A tripod is another piece of mandatory equipment for digital astrophotography. Exposures will be much too long for handheld shooting. For this reason, you’ll also need, preferably, a remote, wireless shutter release device. A mechanical shutter release cable will work, but could introduce movement to the camera, blurring your images.
Although not necessary for the beginner astrophotographer, an iPad and the SkySafari app will eventually become essential, as your interest in astrophotography continues to grow. SkySafari helps you navigate the night sky and identify and locate thousands of celestial bodies to photograph.
The ultimate equipment add-on for the total astrophotography geek is a telescope that mounts to a DSLR camera. You can’t use the telescope without an equatorial mount, which moves the telescope in unison with Earth’s rotation. Experienced astrophotographers advise that you shouldn’t invest the money for this additional equipment until you’ve learned the various techniques and had some good results applying them.

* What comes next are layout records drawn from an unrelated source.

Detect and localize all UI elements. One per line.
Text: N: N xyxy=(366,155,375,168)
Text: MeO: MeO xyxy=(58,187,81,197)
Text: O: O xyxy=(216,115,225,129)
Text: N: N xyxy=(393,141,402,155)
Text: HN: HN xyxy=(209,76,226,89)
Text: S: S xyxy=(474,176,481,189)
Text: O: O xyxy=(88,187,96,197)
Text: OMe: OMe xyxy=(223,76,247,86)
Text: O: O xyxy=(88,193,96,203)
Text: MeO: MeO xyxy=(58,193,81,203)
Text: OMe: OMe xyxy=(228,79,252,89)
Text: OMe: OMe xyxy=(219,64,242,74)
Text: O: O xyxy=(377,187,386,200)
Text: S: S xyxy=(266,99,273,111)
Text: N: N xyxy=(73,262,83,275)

Where you photograph the night sky is also critical. Shoot in your backyard or even the local park and there are apt to be conflicting city light sources. The sky above most cities has some percentage of pollutants in the air, which degrades the clarity of your images. Spend some time scouting the surrounding countryside to find open spaces where the air is clearer and there are few, if any, artificial lights. A farmer may give you permission to position your and your astrophotography gear in the middle of an isolated field for the night.
Whenever you shoot the night sky in a rural or wild area, make sure to bring appropriate clothing, a cell phone for security, a flashlight, a camp stool, a weatherproof camera bag or covering in case it starts to rain and other safety and comfort items that you may need.
When you’ve found a great location and have set up your shooting gear, the next step is to select the appropriate shooting modes and settings for astrophotography.
Use manual mode only, since your images will require long exposure times.
Set the lens to its widest aperture, approximately f/3.5 and select an ISO sensitivity of 1,600.
Use the B, or bulb, setting, so the shutter will keep the lens open until you release it remotely.
The light coming from the sky is more like artificial light than daylight, in terms of color temperature, so use the tungsten setting.
The time of most exposures will be in the range of 20 to 30 seconds. Shooting conditions, the clarity of the atmosphere and other factors affect the exposure. Trial and error and practice is the best way to learn what amount of time works best for what kind of images.
Any digital photographer can become a bit obsessive about whatever kind of photography drives his or her passion to create; but those who spend long hours, late at night, in remote locations and often alone, to capture images of the moon, planets, stars and the grand sweep of the cosmos are definitely a breed apart. They should be commended for their dedication and commitment, and willingness to share what they’ve learned about digital astrophotography. This PhotographyTalk article presents a few of their tips.